4 de agosto de 2008

Convém lavarmo-nos, pêlos e sombras, solidão e desgraça, também lavei Ehud no fim algumas vezes, sovacos, coxas, o escuro buraco, sexo, bolotas, Ai Senhor, tu tens igual a nós o fétido buraco? Escondido atrás mas quantas vezes pensado, escondido atrás, todo espremido, humilde mas demolidor de vaidades, impossível ao homem se pensar espirro do divino tendo esse luxo atrás, discurseiras, senado, o colete lustroso dos políticos, o cravo na lapela, o cetim nas mulheres, o olhar envesgado, trejeitos, cabeleiras, mas o buraco ali, pensaste nisso? Ó buraco, estás aí também no teu Senhor? Há muito que se louva o todo espremido. Estás destronado quem sabe, Senhor, em favor desse buraco? EStás me ouvindo? Altares, velas, luzes, lírios, e no topo uma imensa rodela de granito, umas dobras no mármore, um belíssimo ônix, uns arremedos de carne, do cu escultores líricos. E dizem que os doutos que Tua Presença ali é a mais perfeita, que ali é que está o sumo, o samadhi, o grande presunto, o prato.

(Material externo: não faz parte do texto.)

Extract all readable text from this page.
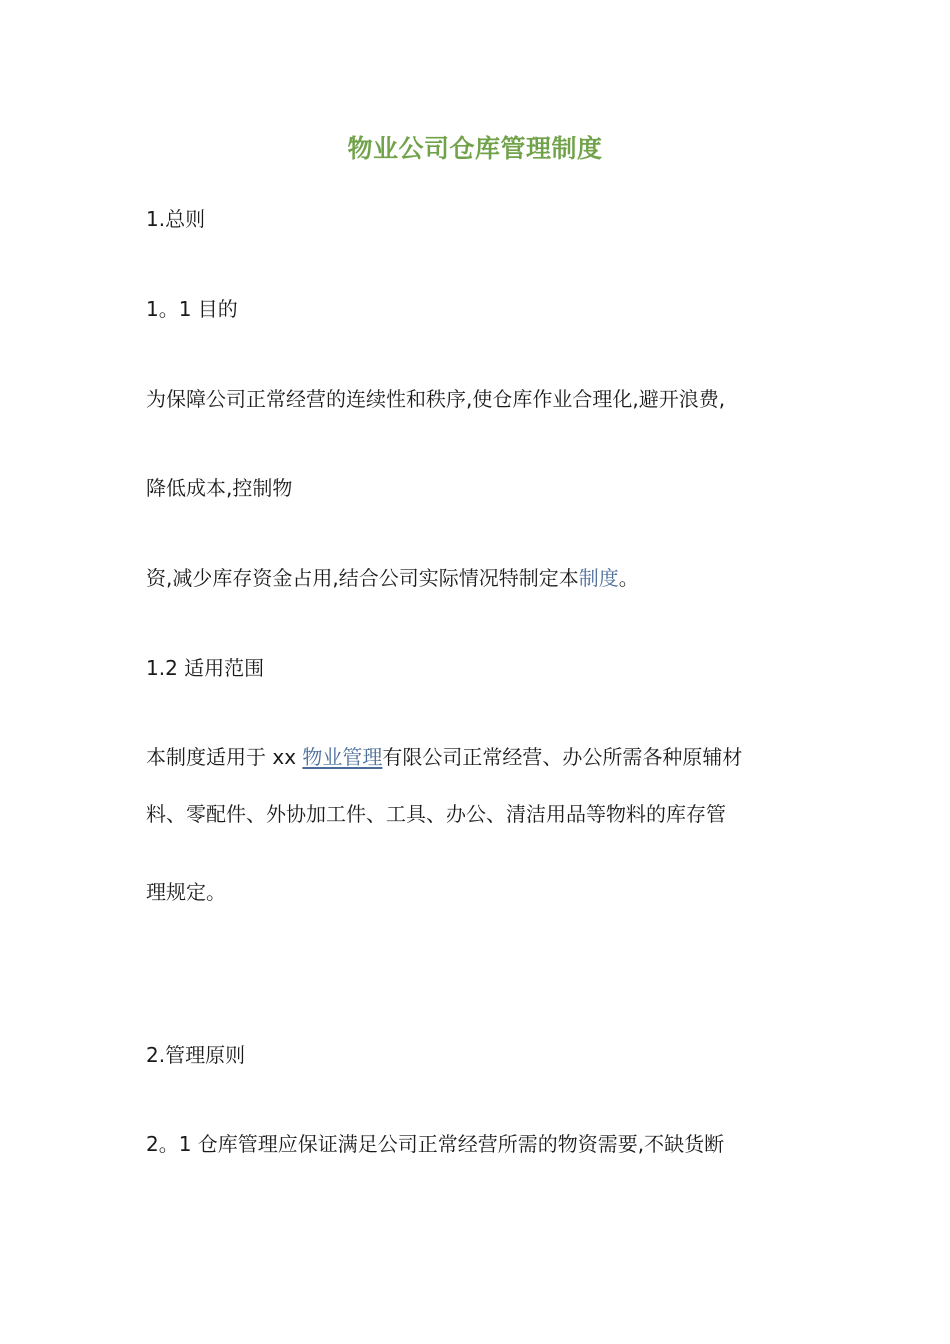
物业公司仓库管理制度
1.总则
1。1 目的
为保障公司正常经营的连续性和秩序,使仓库作业合理化,避开浪费,
降低成本,控制物
资,减少库存资金占用,结合公司实际情况特制定本制度。
1.2 适用范围
本制度适用于 xx 物业管理有限公司正常经营、办公所需各种原辅材
料、零配件、外协加工件、工具、办公、清洁用品等物料的库存管
理规定。
2.管理原则
2。1 仓库管理应保证满足公司正常经营所需的物资需要,不缺货断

Hilda Hilst, trecho de "A obscena senhora D". Sobre este livro escreveu Caio Fernando Abreu: "A história - se é que há uma história aqui - é simples: após a morte do amante, Hillé, a Senhora D, se recolhe ao vão da escada, 'um Nada igual ao teu, repensando misérias, tentando escapar, como tu mesmo, contornando um vazio, relembrando', em direção à própria morte. Numa prosa que se dilata e contrai, às vezes estufada, barroca, repleta de cintilâncias, outras se fazendo navalha, corte seco, a linguagem de Hilda Hilst avança sobre as camisas-de-força da sintaxe para desvendar insuspeitados espaços. O resultado é um texto que, fora de nossa literatura, ao lado de Guimarães Rosa e Clarice Lispector, só encontraria paralelo em Joyce ou Samuel Beckett. Mais além: é vivo."